RZRs have certainly been the industry's most-popular trail vehicles since they were first introduced in 2007, but there are a lot of competitors on the market now. Polaris Industries can't afford to have its commitment to quality questioned by a relentless string of recalls.
3. The industry outlook is worsening, not improving.
The off-road and side-by-side industry still is weakening, as a continued slowdown in oil-producing and agricultural states drags down industry sales. Coupled with the recalls, though, this is a really inopportune time for this to happen to Polaris.
Arctic Cat (ACAT) recently introduced more-powerful, competitively priced Wildcats at the same time it expanded its new Alterra ATV brand. Last quarter, it reported a 38% jump in ATV and side-by-side sales. Even Wine had to admit Polaris' retail sales were weaker than expected, down by low double-digit rates for the quarter.
4. Motorcycles face tougher times, too.
While motorcycles remain a bright spot for Polaris, especially its Indian Motorcycle brand -- although Victory sales also finally turned up this quarter -- the U.S. market is facing particularly strong headwinds in consumer demand. Harley-Davidson (HOG -1.23%) just reported earnings that showed sales fell, yet again, down more than 5% this time, causing it to lower full-year shipment forecasts.

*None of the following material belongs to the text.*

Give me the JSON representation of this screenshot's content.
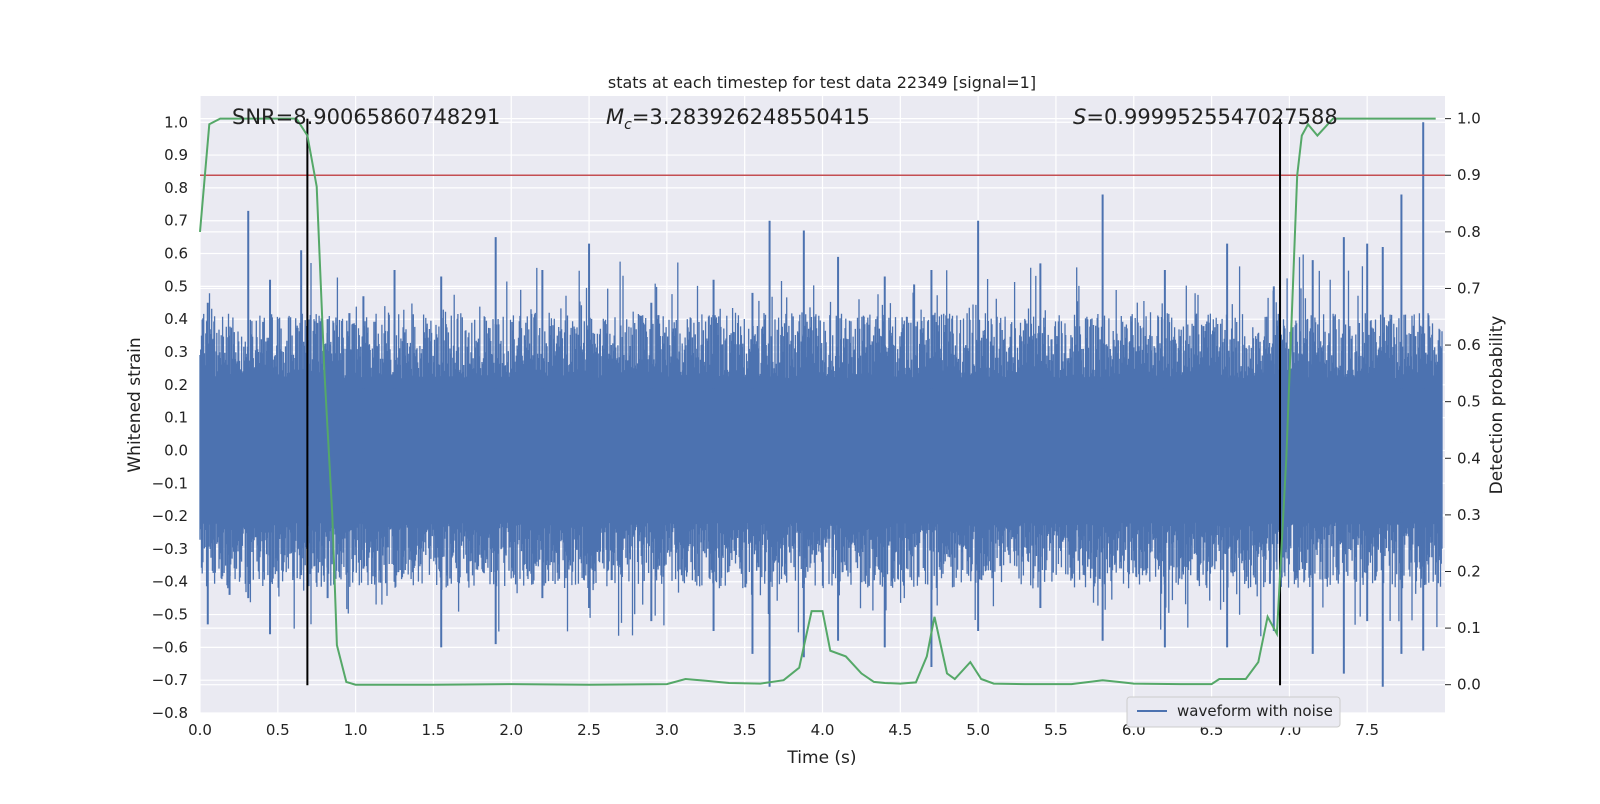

Certainly, Harley's previous outlook was too rosy, but Polaris CFO Michael Speetzen noted that, despite a 23% jump in sales and an increase in market share, "We are, however, lowering our full-year guidance for motorcycles to be up double-digit percent, taking into account weaker industry trends."
The bottom line
No doubt the recalls will be seen in time as transient issues on the road to future growth. But investors need to consider the impact these repeated problems will have on the brand's reputation, particularly as the competition heats up.
Motorcycles will also remain strong, but economic headwinds can't be ignored, either. Polaris reining in its growth estimates suggests there may be a time in the near future when slowing rates of growth become worrisome.
Polaris Industries is still the powersports vehicle leader, but its stock may not power up much further for the foreseeable future.